How to build your own box?
Most boats are different but they do tend to have one thing in common and that is that they have very few right angles or regular shaped compartments. There are usually very few boats that can take a ready-made refrigerator or freezer - you just have to make it yourself!
Build your own cold box!
We can supply a flat-pack set of ready-cut insulated panels to help you build a customised box. The panels (part number SCD00001AA), are covered on both sides with 2.5 mm plastic laminate of foodstuff quality and have 46 mm thick closed cell foam insulation in between. They are easy to cut and glue together using a polyurethane sealant or mould resistant silicone resulting in joints that are leak-proof but not totally inflexible. The kit consists of three insulation panels measuring 978 x 478 x 50 mm. Cover strips for the edges of the lid are included together with simple instructions.
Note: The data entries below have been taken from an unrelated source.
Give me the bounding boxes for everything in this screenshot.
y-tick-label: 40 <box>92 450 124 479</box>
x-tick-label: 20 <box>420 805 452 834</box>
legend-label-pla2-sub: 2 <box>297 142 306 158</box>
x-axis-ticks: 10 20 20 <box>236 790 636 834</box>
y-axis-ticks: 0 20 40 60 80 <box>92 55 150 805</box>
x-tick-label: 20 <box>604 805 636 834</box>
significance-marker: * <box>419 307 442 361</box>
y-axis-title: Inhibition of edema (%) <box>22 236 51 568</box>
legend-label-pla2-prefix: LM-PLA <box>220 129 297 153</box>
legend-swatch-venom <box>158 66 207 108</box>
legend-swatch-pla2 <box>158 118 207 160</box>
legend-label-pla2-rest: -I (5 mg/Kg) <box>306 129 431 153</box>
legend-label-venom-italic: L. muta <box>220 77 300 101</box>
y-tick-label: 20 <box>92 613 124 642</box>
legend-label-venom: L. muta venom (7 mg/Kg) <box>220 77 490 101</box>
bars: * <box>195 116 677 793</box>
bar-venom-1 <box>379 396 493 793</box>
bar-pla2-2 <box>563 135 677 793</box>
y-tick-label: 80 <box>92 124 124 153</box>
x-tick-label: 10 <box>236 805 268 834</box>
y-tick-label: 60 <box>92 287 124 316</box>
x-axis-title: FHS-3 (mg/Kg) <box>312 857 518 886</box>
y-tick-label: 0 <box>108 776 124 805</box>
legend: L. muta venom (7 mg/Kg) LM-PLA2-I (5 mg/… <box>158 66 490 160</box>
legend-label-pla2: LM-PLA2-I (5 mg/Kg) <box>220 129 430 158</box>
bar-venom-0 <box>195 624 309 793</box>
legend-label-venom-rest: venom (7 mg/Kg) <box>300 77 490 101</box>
Keep the following in mind:
A top-opening box is usually preferable. The cold air is not leaking out when the box is opened to the same degree as for a front opened fridge. A box can also be designed to fit the shape of the interior and the hull. Select a suitable place on board where the box can be built. It is to prefer that the box is built in connection to the galley. Do not build a bigger box than necessary, it is better economy to have a smaller well filled up than a bigger half full box. To access the box contents from above should be easy. The lid is normally a storage yard. The lid opening should be not lager than give access to both hands, when loading or taking out the provisions. It is a great help if the area for the box can be completely made free for moulding and building. Avoid building the box close to warm engine room or heater compartment. If that cannot be avoided, extra insulation must be added. Also have in mind that the connection pipe to the compressor is 2 m on evaporators and 3 m long on holding plates.
Try to create as many right angles as possible. Make the bottom as big as possible. The bottom shall be made in a size allowing the sides standing on the bottom panel. The bottom must be carefully fastened in the interior, the box filled with provisions must withstand the force during sailing in rough seas. Very often, additional supports and brackets must be manufactured. Normally it is to prefer that the top part will lie on top of the sides. The box will be more stable. The lid is cut out from the top part and can either be hinged or loosely. If the lid is made loosely, which is often to prefer, make it either absolute square or obvious rectangular to make handling easy. On top of the lid plywood or a wooden alike plate can be mounted to match the interior. The insulation end of the lid has to be protected with plastic strips to create a smooth easy to clean surface. It is important that the lid is well tight, to prevent warm air entering the box. Mount a rubber sealing strip on the lid.